Tuesday, May 01, 2007

Which is easier? A pure ruby netflow parser or flow-tools bindings that don't suck?

So I pared down one of the examples in vflow (ruby bindings to flow-tools)


require 'Vflow'
require 'socket'

def dumpvflowrec(r)
puts "=============="
print "srcaddr #{IPSocket.getaddress(r.srcaddr)} -> "
puts "dstaddr #{IPSocket.getaddress(r.dstaddr)}"
puts "srcport #{r.srcport} dstport #{r.dstport}"
puts "prot #{r.prot} tos #{r.tos}"

x = Vflow.new()

count = 0
x.each() {|r|
count += 1
puts count

I guess I found the bug the author mentions on the website.

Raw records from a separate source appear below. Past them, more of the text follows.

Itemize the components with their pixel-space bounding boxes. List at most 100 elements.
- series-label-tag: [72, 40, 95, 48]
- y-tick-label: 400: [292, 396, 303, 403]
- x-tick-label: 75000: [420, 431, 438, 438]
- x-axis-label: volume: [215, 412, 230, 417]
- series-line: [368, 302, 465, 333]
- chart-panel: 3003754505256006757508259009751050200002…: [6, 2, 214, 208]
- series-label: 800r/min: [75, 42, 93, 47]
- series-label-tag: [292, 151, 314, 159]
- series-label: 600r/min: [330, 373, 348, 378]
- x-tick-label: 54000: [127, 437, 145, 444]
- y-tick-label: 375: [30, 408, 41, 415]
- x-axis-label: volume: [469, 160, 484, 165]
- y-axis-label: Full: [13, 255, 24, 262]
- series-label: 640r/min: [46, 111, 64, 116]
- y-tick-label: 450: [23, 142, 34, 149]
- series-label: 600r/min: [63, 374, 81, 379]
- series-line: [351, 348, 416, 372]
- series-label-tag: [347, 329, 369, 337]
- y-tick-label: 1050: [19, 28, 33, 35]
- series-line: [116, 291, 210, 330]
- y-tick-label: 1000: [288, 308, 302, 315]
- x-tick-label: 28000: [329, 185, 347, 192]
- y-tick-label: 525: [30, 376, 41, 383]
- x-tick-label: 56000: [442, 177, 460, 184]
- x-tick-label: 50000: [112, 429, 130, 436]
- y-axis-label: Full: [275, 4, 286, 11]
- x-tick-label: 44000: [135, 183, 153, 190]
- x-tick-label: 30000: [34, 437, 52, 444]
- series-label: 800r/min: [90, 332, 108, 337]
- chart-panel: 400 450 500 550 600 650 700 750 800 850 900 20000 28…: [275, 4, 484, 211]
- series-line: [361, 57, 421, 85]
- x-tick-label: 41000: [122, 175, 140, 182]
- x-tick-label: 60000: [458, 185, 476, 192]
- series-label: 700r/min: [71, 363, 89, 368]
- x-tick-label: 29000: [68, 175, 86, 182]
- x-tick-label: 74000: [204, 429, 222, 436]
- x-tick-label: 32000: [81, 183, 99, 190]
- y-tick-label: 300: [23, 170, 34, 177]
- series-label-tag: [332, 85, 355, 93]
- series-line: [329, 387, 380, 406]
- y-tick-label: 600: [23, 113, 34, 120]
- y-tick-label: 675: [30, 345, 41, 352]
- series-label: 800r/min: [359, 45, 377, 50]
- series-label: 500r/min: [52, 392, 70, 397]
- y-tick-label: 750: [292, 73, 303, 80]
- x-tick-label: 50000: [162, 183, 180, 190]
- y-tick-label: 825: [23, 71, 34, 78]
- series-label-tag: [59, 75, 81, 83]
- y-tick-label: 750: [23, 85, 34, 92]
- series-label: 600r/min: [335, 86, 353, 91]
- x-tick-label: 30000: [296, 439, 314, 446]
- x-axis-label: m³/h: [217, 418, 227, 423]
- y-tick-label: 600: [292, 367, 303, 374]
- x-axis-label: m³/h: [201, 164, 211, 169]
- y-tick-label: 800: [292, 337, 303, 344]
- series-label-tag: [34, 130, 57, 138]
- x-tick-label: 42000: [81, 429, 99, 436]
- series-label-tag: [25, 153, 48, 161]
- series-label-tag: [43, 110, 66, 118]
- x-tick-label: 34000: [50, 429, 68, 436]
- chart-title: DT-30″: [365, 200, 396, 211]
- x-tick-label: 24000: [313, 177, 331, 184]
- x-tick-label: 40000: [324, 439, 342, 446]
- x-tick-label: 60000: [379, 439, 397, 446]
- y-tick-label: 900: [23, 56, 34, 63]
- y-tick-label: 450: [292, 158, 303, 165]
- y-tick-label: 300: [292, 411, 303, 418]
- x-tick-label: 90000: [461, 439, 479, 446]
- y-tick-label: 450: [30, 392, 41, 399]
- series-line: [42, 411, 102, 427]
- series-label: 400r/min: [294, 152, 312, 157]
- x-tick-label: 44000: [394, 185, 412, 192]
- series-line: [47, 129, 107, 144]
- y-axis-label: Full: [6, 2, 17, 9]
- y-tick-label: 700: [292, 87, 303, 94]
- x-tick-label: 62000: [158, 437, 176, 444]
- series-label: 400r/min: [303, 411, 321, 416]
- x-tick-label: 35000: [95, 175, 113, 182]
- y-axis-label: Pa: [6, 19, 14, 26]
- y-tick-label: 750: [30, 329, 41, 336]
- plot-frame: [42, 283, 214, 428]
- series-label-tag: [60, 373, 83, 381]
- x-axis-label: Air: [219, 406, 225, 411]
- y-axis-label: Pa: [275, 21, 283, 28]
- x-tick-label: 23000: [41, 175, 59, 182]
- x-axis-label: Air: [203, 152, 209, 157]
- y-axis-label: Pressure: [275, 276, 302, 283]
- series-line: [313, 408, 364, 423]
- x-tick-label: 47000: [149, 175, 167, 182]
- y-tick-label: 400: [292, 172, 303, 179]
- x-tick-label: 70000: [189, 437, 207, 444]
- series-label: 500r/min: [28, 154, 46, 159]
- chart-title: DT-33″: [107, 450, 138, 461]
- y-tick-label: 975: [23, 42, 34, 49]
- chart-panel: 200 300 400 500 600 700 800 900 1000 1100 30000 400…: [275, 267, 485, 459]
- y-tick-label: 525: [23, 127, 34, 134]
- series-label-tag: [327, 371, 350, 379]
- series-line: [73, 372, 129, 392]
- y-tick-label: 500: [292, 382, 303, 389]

franz-g4:/tmp mdfranz$ ruby vftest.rb ft-v05.2007-04-30.064501-0500
srcaddr -> dstaddr


srcaddr -> dstaddr
srcport 58911 dstport 443
prot 6 tos 0
srcaddr -> dstaddr
srcport 53 dstport 57738
prot 17 tos 0

ruby(674) malloc: *** Deallocation of a pointer not malloced: 0x320110;
This could be a double free(), or free() called with the middle of an allocated block; Try setting environment variable MallocHelp to see tools to help debug

Of course not like I could do any better, I know better than to touch anything in C.

What are the odds the Python flowtools will be more robust.

Pretty good, I reckon.

1 comment:

Stingray said...

"mainline" Python flowtools aren't more robust, really. For fedora I maintain heavily patched version which is, indeed, more robust.